Blend and Extend: In this option, the amount of time left on the old mortgage term is factored into your new mortgage.
For example, the existing mortgage balance is $300,000 at 2.5%. You have two years remaining in your term.
The new mortgage balance will be $400,000 for a new term of five years at 5%.
The lender will blend these two rates and terms to produce one interest rate for a new term of 5 years on $400,000 with a rate somewhere in between your old rate and new one.
Unfortunately with current interest rates, these blend options might not be the most cost-effective option depending on where you are in your term.
If you need a higher loan amount, you will also need to requalify to assess if you can support the higher interest rate.
Porting a Variable Versus a Fixed Rate Mortgage
This is one instance where a fixed-rate offers a bit more flexibility than a variable-rate mortgage.
If you have a fixed-rate mortgage, you’ll likely have a better chance at porting your mortgage.
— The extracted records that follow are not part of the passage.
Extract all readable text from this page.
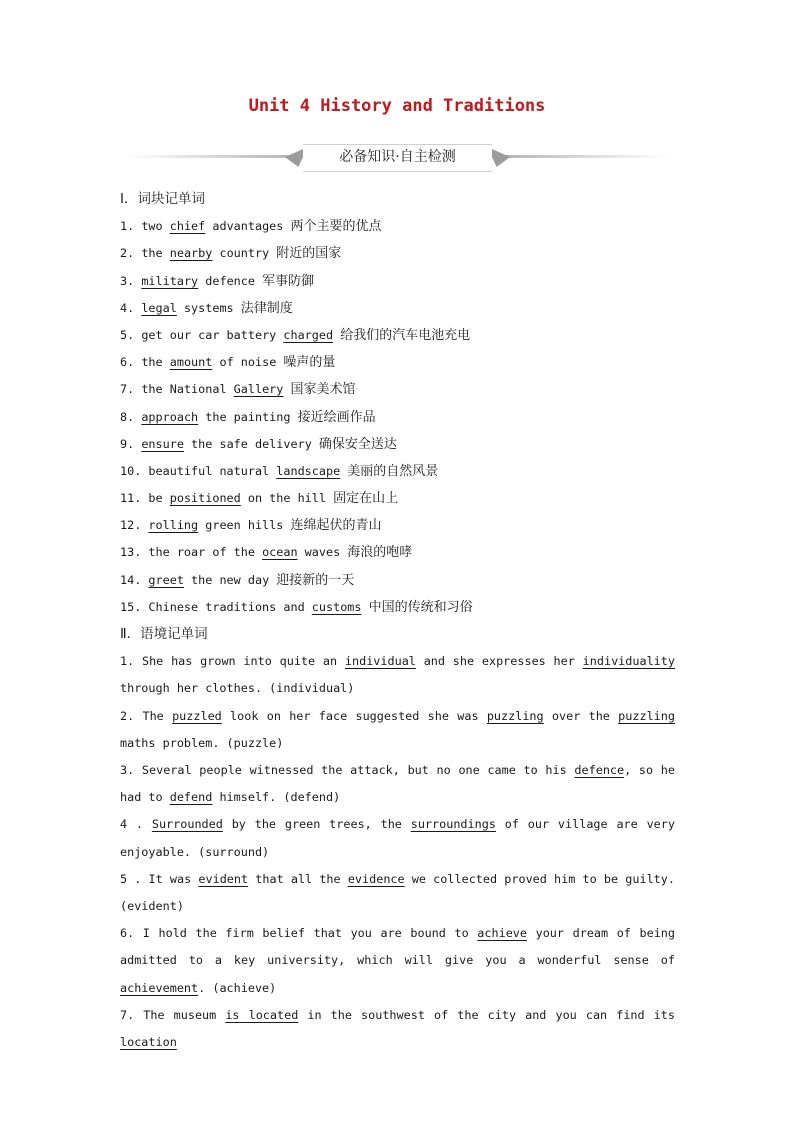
Unit 4 History and Traditions
必备知识·自主检测
Ⅰ．词块记单词
1. two chief advantages 两个主要的优点
2. the nearby country 附近的国家
3. military defence 军事防御
4. legal systems 法律制度
5. get our car battery charged 给我们的汽车电池充电
6. the amount of noise 噪声的量
7. the National Gallery 国家美术馆
8. approach the painting 接近绘画作品
9. ensure the safe delivery 确保安全送达
10. beautiful natural landscape 美丽的自然风景
11. be positioned on the hill 固定在山上
12. rolling green hills 连绵起伏的青山
13. the roar of the ocean waves 海浪的咆哮
14. greet the new day 迎接新的一天
15. Chinese traditions and customs 中国的传统和习俗
Ⅱ．语境记单词
1. She has grown into quite an individual and she expresses her individuality through her clothes. (individual)
2. The puzzled look on her face suggested she was puzzling over the puzzling maths problem. (puzzle)
3. Several people witnessed the attack, but no one came to his defence, so he had to defend himself. (defend)
4 . Surrounded by the green trees, the surroundings of our village are very enjoyable. (surround)
5 . It was evident that all the evidence we collected proved him to be guilty. (evident)
6. I hold the firm belief that you are bound to achieve your dream of being admitted to a key university, which will give you a wonderful sense of achievement. (achieve)
7. The museum is located in the southwest of the city and you can find its location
Most lenders won’t let you port a variable-rate mortgage unless you convert to a fixed-rate term.
If you got a great deal, and we’re saying a smokin’ deal, on a rate and term when you got your mortgage, then it likely makes more sense to port.
Note: Not all lenders in Canada will allow you to port your mortgage. Some products specifically say “non-portable” so that’s why it’s so important to know the terms of your mortgage beyond your interest rate.
Is It Worth It To Port Your Mortgage?
All together now…it depends.
We have to take in the time left on your mortgage, the type of mortgage you have, the type of property you want to move into, the payout penalties, etc., etc.
If you’re thinking about porting your mortgage to save money on your monthly budget, there are easier alternatives.
Talk to your broker about options to change your payment schedule, refinance your current mortgage, switch to a fixed rate, and more.
And whatever you do…don’t go down the portability road alone. Work with your trusted real estate team before deciding if porting your mortgage is the right option for you.